Ne segue che la tesi dei due storici circa le origini sociali del brigantaggio da loro interpretato nei termini di una “guerra contadina”, si contrappone sia alla lettura neo-borbonica sia a quella delinquenziale degli stessi avvenimenti, con argomenti non ad nominem, bensì ad questionem, evidenziandone limiti e contraddizioni, come quando, ad esempio, la precisazione della collocazione geografica delle insorgenze contadine post-unitarie nelle aree agricole in cui predominava la proprietà latifondista ne dimostra la radice sociale e ne smentisce quelle identitarista ed antropologico-criminale, che, invece, avrebbero dovuto provocare le insurrezioni e gli atti di banditismo delinquenziale anche nelle zone urbane meridionali se non in modo omogeneo nell’intero Sud d’Italia.
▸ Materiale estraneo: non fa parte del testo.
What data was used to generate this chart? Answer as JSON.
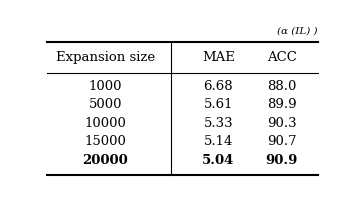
{
  "title_partial": "(α (IL) )",
  "headers": [
    "Expansion size",
    "MAE",
    "ACC"
  ],
  "rows": [
    [
      "1000",
      "6.68",
      "88.0"
    ],
    [
      "5000",
      "5.61",
      "89.9"
    ],
    [
      "10000",
      "5.33",
      "90.3"
    ],
    [
      "15000",
      "5.14",
      "90.7"
    ],
    [
      "20000",
      "5.04",
      "90.9"
    ]
  ],
  "bold_last_row": true,
  "background_color": "#ffffff",
  "text_color": "#000000",
  "font_size": 9.5
}
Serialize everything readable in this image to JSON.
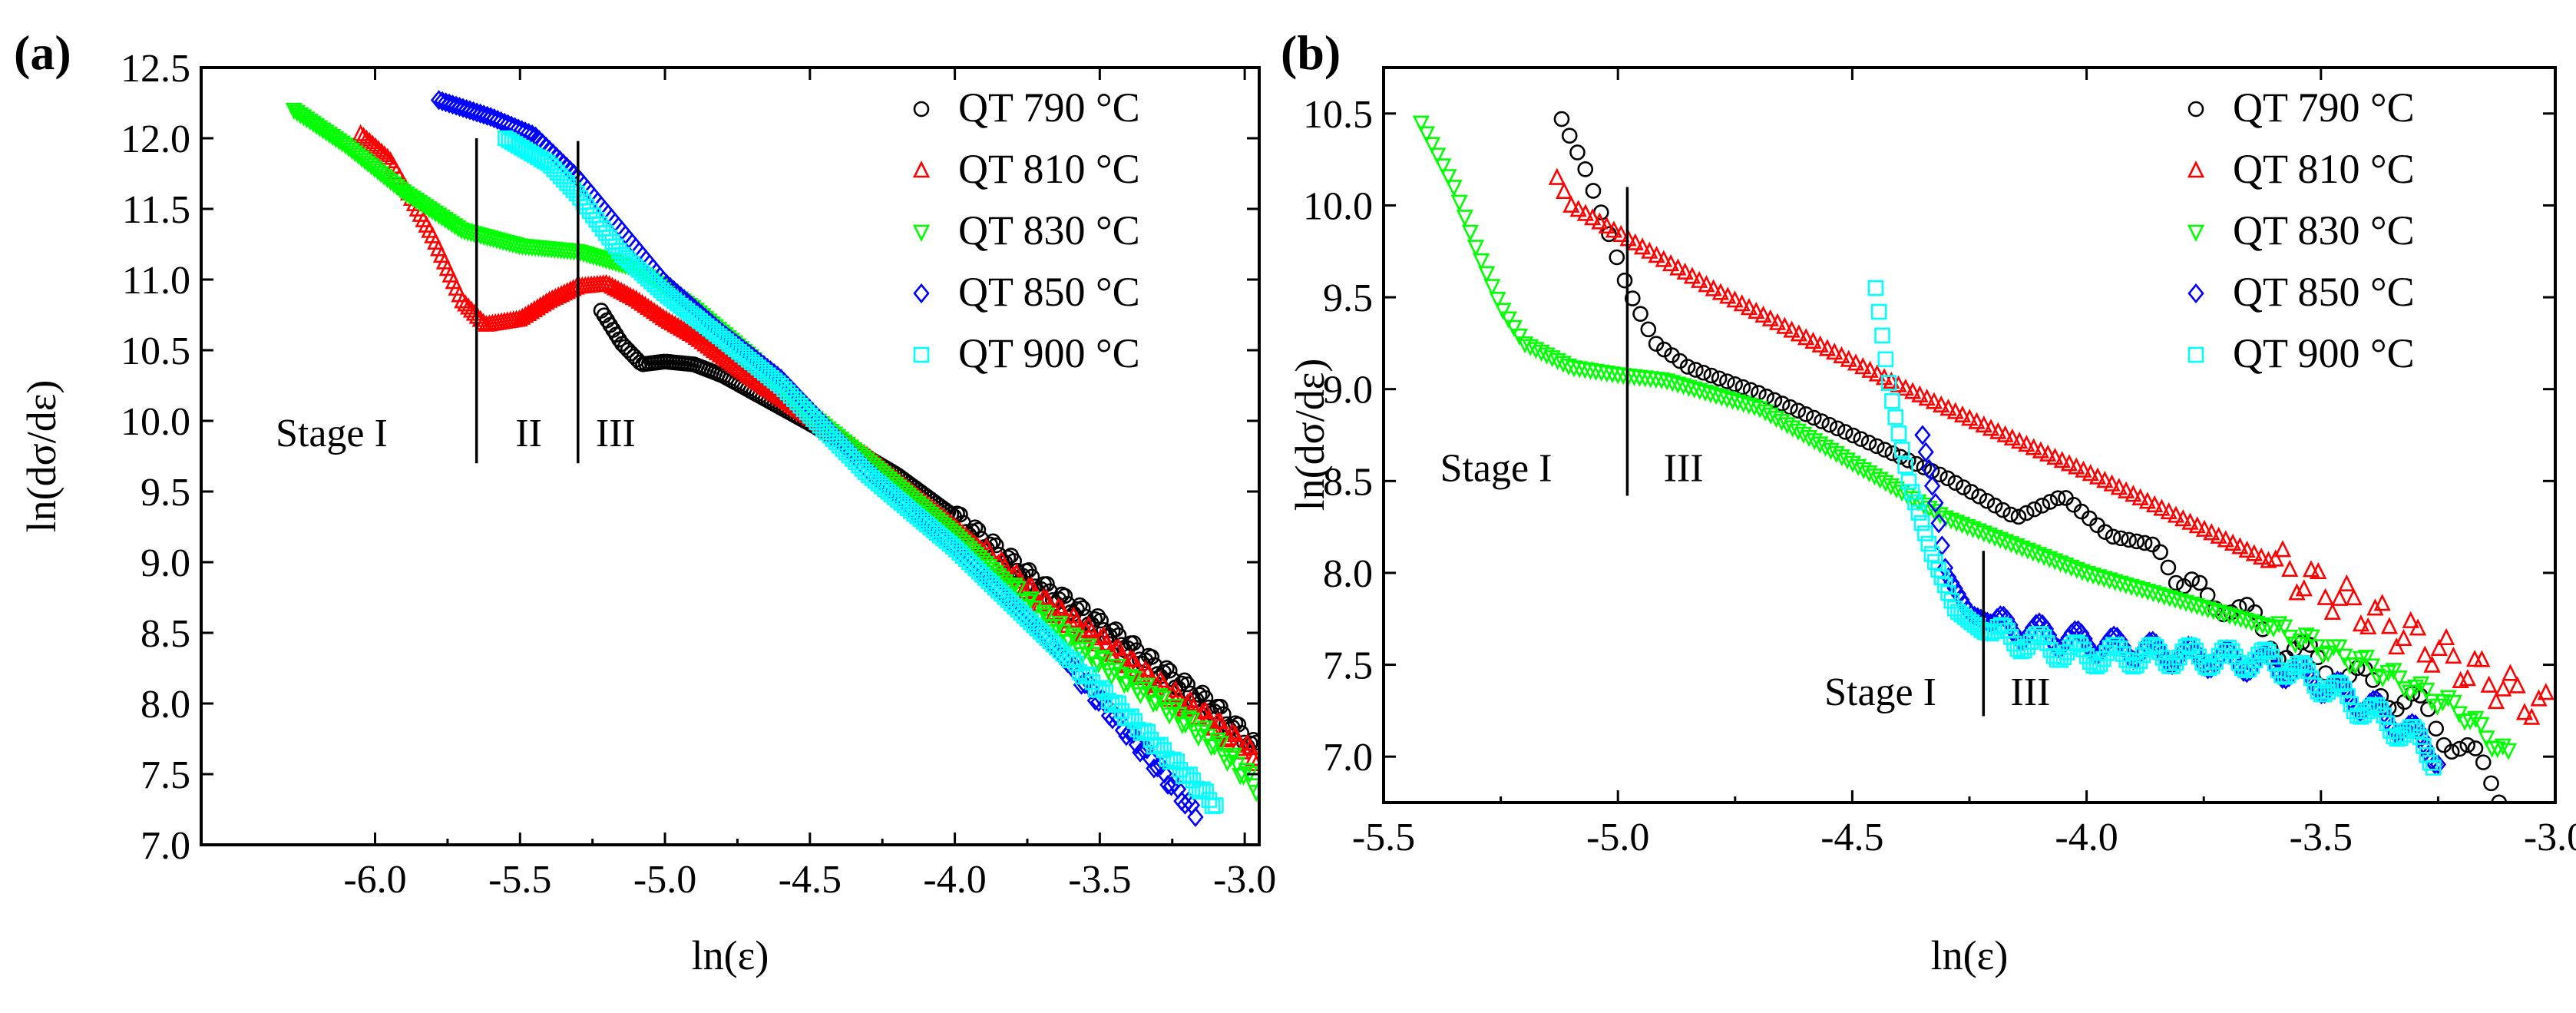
{
  "colors": {
    "QT790": "#000000",
    "QT810": "#ff0000",
    "QT830": "#00ff00",
    "QT850": "#0000ff",
    "QT900": "#00ffff"
  },
  "chart_data": [
    {
      "panel": "(a)",
      "type": "scatter",
      "title": "",
      "xlabel": "ln(ε)",
      "ylabel": "ln(dσ/dε)",
      "xlim": [
        -6.6,
        -2.95
      ],
      "ylim": [
        7.0,
        12.5
      ],
      "xticks": [
        -6.0,
        -5.5,
        -5.0,
        -4.5,
        -4.0,
        -3.5,
        -3.0
      ],
      "xtick_labels": [
        "-6.0",
        "-5.5",
        "-5.0",
        "-4.5",
        "-4.0",
        "-3.5",
        "-3.0"
      ],
      "yticks": [
        7.0,
        7.5,
        8.0,
        8.5,
        9.0,
        9.5,
        10.0,
        10.5,
        11.0,
        11.5,
        12.0,
        12.5
      ],
      "ytick_labels": [
        "7.0",
        "7.5",
        "8.0",
        "8.5",
        "9.0",
        "9.5",
        "10.0",
        "10.5",
        "11.0",
        "11.5",
        "12.0",
        "12.5"
      ],
      "legend": [
        {
          "label": "QT 790 °C",
          "marker": "circle",
          "color_key": "QT790"
        },
        {
          "label": "QT 810 °C",
          "marker": "triangle-up",
          "color_key": "QT810"
        },
        {
          "label": "QT 830 °C",
          "marker": "triangle-down",
          "color_key": "QT830"
        },
        {
          "label": "QT 850 °C",
          "marker": "diamond",
          "color_key": "QT850"
        },
        {
          "label": "QT 900 °C",
          "marker": "square",
          "color_key": "QT900"
        }
      ],
      "legend_position": "top-right",
      "series": [
        {
          "name": "QT 790 °C",
          "color_key": "QT790",
          "marker": "circle",
          "n": 220,
          "points": [
            [
              -5.22,
              10.78
            ],
            [
              -5.15,
              10.55
            ],
            [
              -5.08,
              10.4
            ],
            [
              -5.0,
              10.42
            ],
            [
              -4.9,
              10.4
            ],
            [
              -4.8,
              10.32
            ],
            [
              -4.5,
              9.98
            ],
            [
              -4.2,
              9.62
            ],
            [
              -4.0,
              9.32
            ],
            [
              -3.7,
              8.82
            ],
            [
              -3.5,
              8.56
            ],
            [
              -3.3,
              8.25
            ],
            [
              -3.1,
              7.96
            ],
            [
              -2.96,
              7.68
            ]
          ],
          "osc": {
            "start": -4.0,
            "amp": 0.05,
            "period": 0.06
          }
        },
        {
          "name": "QT 810 °C",
          "color_key": "QT810",
          "marker": "triangle-up",
          "n": 300,
          "points": [
            [
              -6.05,
              12.03
            ],
            [
              -5.95,
              11.85
            ],
            [
              -5.8,
              11.3
            ],
            [
              -5.7,
              10.85
            ],
            [
              -5.62,
              10.68
            ],
            [
              -5.5,
              10.72
            ],
            [
              -5.4,
              10.85
            ],
            [
              -5.3,
              10.95
            ],
            [
              -5.2,
              10.97
            ],
            [
              -5.1,
              10.86
            ],
            [
              -5.0,
              10.72
            ],
            [
              -4.9,
              10.6
            ],
            [
              -4.7,
              10.3
            ],
            [
              -4.5,
              10.02
            ],
            [
              -4.3,
              9.75
            ],
            [
              -4.0,
              9.25
            ],
            [
              -3.7,
              8.72
            ],
            [
              -3.5,
              8.45
            ],
            [
              -3.3,
              8.13
            ],
            [
              -3.1,
              7.85
            ],
            [
              -2.96,
              7.62
            ]
          ],
          "osc": {
            "start": -3.9,
            "amp": 0.05,
            "period": 0.05
          }
        },
        {
          "name": "QT 830 °C",
          "color_key": "QT830",
          "marker": "triangle-down",
          "n": 300,
          "points": [
            [
              -6.28,
              12.2
            ],
            [
              -6.1,
              11.95
            ],
            [
              -5.9,
              11.62
            ],
            [
              -5.7,
              11.35
            ],
            [
              -5.5,
              11.24
            ],
            [
              -5.3,
              11.2
            ],
            [
              -5.1,
              11.08
            ],
            [
              -4.9,
              10.8
            ],
            [
              -4.7,
              10.45
            ],
            [
              -4.5,
              10.05
            ],
            [
              -4.3,
              9.72
            ],
            [
              -4.0,
              9.2
            ],
            [
              -3.7,
              8.62
            ],
            [
              -3.5,
              8.3
            ],
            [
              -3.3,
              8.03
            ],
            [
              -3.1,
              7.72
            ],
            [
              -2.96,
              7.42
            ]
          ],
          "osc": {
            "start": -3.8,
            "amp": 0.05,
            "period": 0.05
          }
        },
        {
          "name": "QT 850 °C",
          "color_key": "QT850",
          "marker": "diamond",
          "n": 220,
          "points": [
            [
              -5.78,
              12.27
            ],
            [
              -5.6,
              12.15
            ],
            [
              -5.45,
              12.02
            ],
            [
              -5.3,
              11.72
            ],
            [
              -5.15,
              11.35
            ],
            [
              -5.0,
              10.98
            ],
            [
              -4.8,
              10.62
            ],
            [
              -4.6,
              10.3
            ],
            [
              -4.3,
              9.65
            ],
            [
              -4.0,
              9.1
            ],
            [
              -3.7,
              8.5
            ],
            [
              -3.5,
              8.02
            ],
            [
              -3.3,
              7.55
            ],
            [
              -3.17,
              7.22
            ]
          ],
          "osc": {
            "start": -3.6,
            "amp": 0.04,
            "period": 0.05
          }
        },
        {
          "name": "QT 900 °C",
          "color_key": "QT900",
          "marker": "square",
          "n": 220,
          "points": [
            [
              -5.55,
              12.0
            ],
            [
              -5.4,
              11.82
            ],
            [
              -5.3,
              11.6
            ],
            [
              -5.15,
              11.18
            ],
            [
              -5.0,
              10.9
            ],
            [
              -4.8,
              10.58
            ],
            [
              -4.6,
              10.25
            ],
            [
              -4.3,
              9.62
            ],
            [
              -4.0,
              9.1
            ],
            [
              -3.7,
              8.5
            ],
            [
              -3.5,
              8.1
            ],
            [
              -3.3,
              7.7
            ],
            [
              -3.1,
              7.28
            ]
          ],
          "osc": {
            "start": -3.6,
            "amp": 0.03,
            "period": 0.05
          }
        }
      ],
      "stage_lines": [
        {
          "x": -5.65,
          "y1": 9.7,
          "y2": 12.0
        },
        {
          "x": -5.3,
          "y1": 9.7,
          "y2": 11.98
        }
      ],
      "annotations": [
        {
          "text": "Stage I",
          "x": -6.15,
          "y": 9.82
        },
        {
          "text": "II",
          "x": -5.47,
          "y": 9.82
        },
        {
          "text": "III",
          "x": -5.17,
          "y": 9.82
        }
      ]
    },
    {
      "panel": "(b)",
      "type": "scatter",
      "title": "",
      "xlabel": "ln(ε)",
      "ylabel": "ln(dσ/dε)",
      "xlim": [
        -5.5,
        -3.0
      ],
      "ylim": [
        6.75,
        10.75
      ],
      "xticks": [
        -5.5,
        -5.0,
        -4.5,
        -4.0,
        -3.5,
        -3.0
      ],
      "xtick_labels": [
        "-5.5",
        "-5.0",
        "-4.5",
        "-4.0",
        "-3.5",
        "-3.0"
      ],
      "yticks": [
        7.0,
        7.5,
        8.0,
        8.5,
        9.0,
        9.5,
        10.0,
        10.5
      ],
      "ytick_labels": [
        "7.0",
        "7.5",
        "8.0",
        "8.5",
        "9.0",
        "9.5",
        "10.0",
        "10.5"
      ],
      "legend": [
        {
          "label": "QT 790 °C",
          "marker": "circle",
          "color_key": "QT790"
        },
        {
          "label": "QT 810 °C",
          "marker": "triangle-up",
          "color_key": "QT810"
        },
        {
          "label": "QT 830 °C",
          "marker": "triangle-down",
          "color_key": "QT830"
        },
        {
          "label": "QT 850 °C",
          "marker": "diamond",
          "color_key": "QT850"
        },
        {
          "label": "QT 900 °C",
          "marker": "square",
          "color_key": "QT900"
        }
      ],
      "legend_position": "top-right",
      "series": [
        {
          "name": "QT 790 °C",
          "color_key": "QT790",
          "marker": "circle",
          "n": 120,
          "points": [
            [
              -5.12,
              10.47
            ],
            [
              -5.07,
              10.2
            ],
            [
              -5.02,
              9.85
            ],
            [
              -4.98,
              9.55
            ],
            [
              -4.92,
              9.25
            ],
            [
              -4.85,
              9.12
            ],
            [
              -4.7,
              8.98
            ],
            [
              -4.5,
              8.75
            ],
            [
              -4.3,
              8.52
            ],
            [
              -4.15,
              8.3
            ],
            [
              -4.05,
              8.42
            ],
            [
              -3.95,
              8.2
            ],
            [
              -3.85,
              8.15
            ],
            [
              -3.8,
              7.9
            ],
            [
              -3.7,
              7.85
            ],
            [
              -3.6,
              7.62
            ],
            [
              -3.45,
              7.45
            ],
            [
              -3.3,
              7.28
            ],
            [
              -3.2,
              7.05
            ],
            [
              -3.12,
              6.82
            ]
          ],
          "osc": {
            "start": -3.8,
            "amp": 0.08,
            "period": 0.12
          }
        },
        {
          "name": "QT 810 °C",
          "color_key": "QT810",
          "marker": "triangle-up",
          "n": 140,
          "points": [
            [
              -5.13,
              10.15
            ],
            [
              -5.1,
              10.0
            ],
            [
              -5.0,
              9.85
            ],
            [
              -4.8,
              9.55
            ],
            [
              -4.6,
              9.28
            ],
            [
              -4.4,
              9.02
            ],
            [
              -4.2,
              8.78
            ],
            [
              -4.0,
              8.55
            ],
            [
              -3.8,
              8.3
            ],
            [
              -3.6,
              8.05
            ],
            [
              -3.4,
              7.78
            ],
            [
              -3.2,
              7.5
            ],
            [
              -3.02,
              7.25
            ]
          ],
          "osc": {
            "start": -3.6,
            "amp": 0.1,
            "period": 0.07
          }
        },
        {
          "name": "QT 830 °C",
          "color_key": "QT830",
          "marker": "triangle-down",
          "n": 200,
          "points": [
            [
              -5.42,
              10.45
            ],
            [
              -5.35,
              10.1
            ],
            [
              -5.3,
              9.75
            ],
            [
              -5.25,
              9.45
            ],
            [
              -5.2,
              9.25
            ],
            [
              -5.1,
              9.12
            ],
            [
              -5.0,
              9.08
            ],
            [
              -4.9,
              9.05
            ],
            [
              -4.7,
              8.9
            ],
            [
              -4.5,
              8.6
            ],
            [
              -4.3,
              8.3
            ],
            [
              -4.0,
              8.0
            ],
            [
              -3.8,
              7.85
            ],
            [
              -3.6,
              7.7
            ],
            [
              -3.4,
              7.5
            ],
            [
              -3.2,
              7.25
            ],
            [
              -3.1,
              7.0
            ]
          ],
          "osc": {
            "start": -3.6,
            "amp": 0.04,
            "period": 0.06
          }
        },
        {
          "name": "QT 850 °C",
          "color_key": "QT850",
          "marker": "diamond",
          "n": 160,
          "points": [
            [
              -4.35,
              8.75
            ],
            [
              -4.32,
              8.35
            ],
            [
              -4.3,
              8.0
            ],
            [
              -4.25,
              7.78
            ],
            [
              -4.2,
              7.72
            ],
            [
              -4.0,
              7.62
            ],
            [
              -3.8,
              7.55
            ],
            [
              -3.6,
              7.5
            ],
            [
              -3.5,
              7.4
            ],
            [
              -3.4,
              7.28
            ],
            [
              -3.3,
              7.12
            ],
            [
              -3.25,
              7.0
            ]
          ],
          "osc": {
            "start": -4.2,
            "amp": 0.06,
            "period": 0.08
          }
        },
        {
          "name": "QT 900 °C",
          "color_key": "QT900",
          "marker": "square",
          "n": 170,
          "points": [
            [
              -4.45,
              9.55
            ],
            [
              -4.42,
              9.0
            ],
            [
              -4.38,
              8.5
            ],
            [
              -4.33,
              8.1
            ],
            [
              -4.28,
              7.8
            ],
            [
              -4.22,
              7.68
            ],
            [
              -4.0,
              7.55
            ],
            [
              -3.8,
              7.55
            ],
            [
              -3.6,
              7.52
            ],
            [
              -3.5,
              7.4
            ],
            [
              -3.4,
              7.25
            ],
            [
              -3.3,
              7.1
            ],
            [
              -3.26,
              7.0
            ]
          ],
          "osc": {
            "start": -4.2,
            "amp": 0.06,
            "period": 0.08
          }
        }
      ],
      "stage_lines": [
        {
          "x": -4.98,
          "y1": 8.42,
          "y2": 10.1
        },
        {
          "x": -4.22,
          "y1": 7.22,
          "y2": 8.12
        }
      ],
      "annotations": [
        {
          "text": "Stage I",
          "x": -5.26,
          "y": 8.5
        },
        {
          "text": "III",
          "x": -4.86,
          "y": 8.5
        },
        {
          "text": "Stage I",
          "x": -4.44,
          "y": 7.28
        },
        {
          "text": "III",
          "x": -4.12,
          "y": 7.28
        }
      ]
    }
  ]
}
In sintesi, di contro alle letture faziose e pregiudiziali degli ultimi anni, la documentata monografia di Di Brango e Romano è un’accurata ricostruzione critico-storiografica della genesi, degli sviluppi e della conclusione del brigantaggio, che si pone come un testo fondamentale sull’argomento in questione, offrendo anche dei notevoli spunti sia per capire le origini storiche del familismo e del privatismo meridionali, ed oggi non solo meridionali, sia per rilanciare una prospettiva di ricerca incentrata sull’analisi dei conflitti tra classi. Prospettiva finalmente sottratta alle letture dogmatiche e faziose datane in passato più per esigenze di giustificazione ideologica di scelte di potere che per un’effettiva ricostruzione rigorosa del passato tesa alla comprensione critica del presente in vista della costruzione condivisa e libertaria del futuro.